By Adriana Krasniansky
With formidable drinks, pulsing lights, and overcrowded interiors, Las Vegas’s nightclubs are far from relaxing. Swimming against this stream of activity, artist Lia Chavez has created ‘The Octave of Visible Light’ – a pop-up meditation nightclub that uses brainwaves to direct the club’s audio and visuals.
From January 7-February 8, “The Octave of Visible Light: A Meditation Nightclub” will serve as pop-up experience in P3Studio, a contemporary art gallery at the Cosmopolitan hotel in Las Vegas. Each evening, Chavez guides guests through a brief meditation session. Guests wear EEG headsets, which interpret brainwaves and transmit a corresponding signal to the AV system. Colors and sounds of various intensities match the brainwave signals, creating a unique, 15-minute meditative “set” DJ-ed by each guest.
Our very own founder, Piers Fawkes, experienced the concept at launch and told us, “The art is engulfing and eternal. You are bombarded by a mix of sound and light – but to balance the experience, you have to seek calmness and tranquility.”
Octave is designed to sit at the junction of art, tech, and science, fitting for a city that just finished hosting the largest tech trade show in history. For Chavez, the nightclub is meant to be more powerful than a crowded dance room—it serves as a transcendental experience, where guests can visualize their own brain waves and manipulate them. By stimulating neurowaves and targeting certain sound levels, Chavez anticipates that the nightclub can also have spiritual effects:
A key part of the meditation nightclub is realignment. That’s exactly why we came to Las Vegas, a city that’s filled with money and ego and discord. The bassline created during meditation uses a sonic palette from the Pythagorean scale of A tuned to 432 Hz – a frequency that is said to help with DNA repair. It’s also a series of notes commonly used in cross-cultural sound therapy traditions.

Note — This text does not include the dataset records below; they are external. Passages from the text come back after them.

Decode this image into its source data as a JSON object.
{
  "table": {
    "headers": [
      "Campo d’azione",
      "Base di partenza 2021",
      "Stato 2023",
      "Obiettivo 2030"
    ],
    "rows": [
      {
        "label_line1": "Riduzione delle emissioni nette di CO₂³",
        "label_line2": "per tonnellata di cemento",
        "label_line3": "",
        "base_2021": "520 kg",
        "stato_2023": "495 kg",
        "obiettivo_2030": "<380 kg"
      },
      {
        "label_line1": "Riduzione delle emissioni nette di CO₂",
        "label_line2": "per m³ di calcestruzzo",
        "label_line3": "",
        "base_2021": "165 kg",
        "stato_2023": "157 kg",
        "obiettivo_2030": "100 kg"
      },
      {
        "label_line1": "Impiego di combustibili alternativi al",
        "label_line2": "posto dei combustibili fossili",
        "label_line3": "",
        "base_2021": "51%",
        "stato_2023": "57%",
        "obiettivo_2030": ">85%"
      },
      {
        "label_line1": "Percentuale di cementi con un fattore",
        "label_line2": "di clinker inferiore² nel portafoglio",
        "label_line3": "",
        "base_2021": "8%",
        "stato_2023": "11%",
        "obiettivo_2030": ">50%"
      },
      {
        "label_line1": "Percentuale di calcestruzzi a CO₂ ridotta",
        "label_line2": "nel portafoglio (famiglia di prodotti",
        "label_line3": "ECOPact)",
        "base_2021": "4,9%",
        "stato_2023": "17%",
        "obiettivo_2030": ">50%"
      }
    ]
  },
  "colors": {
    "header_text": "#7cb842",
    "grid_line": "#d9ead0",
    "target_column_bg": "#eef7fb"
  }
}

Chavez worked in partnership with creative technology studio rehabstudio, art nonprofit Art Production Fund, and Au Revoir Simone frontwoman Erika Spring to produce the pop-up. She has previously experimented with brainwave visualization during London Frieze art fair, and believes the interactions “[empower] people to explore their own interior landscape.”
As last week’s CES showed, people are increasingly turning to technology for support in both productivity and entertainment: smartwatches and virtual reality headsets help us to coordinate our days or escape from them. In a city so reliant on high tech, it’s comforting to find a place where the entertainment is in our heads.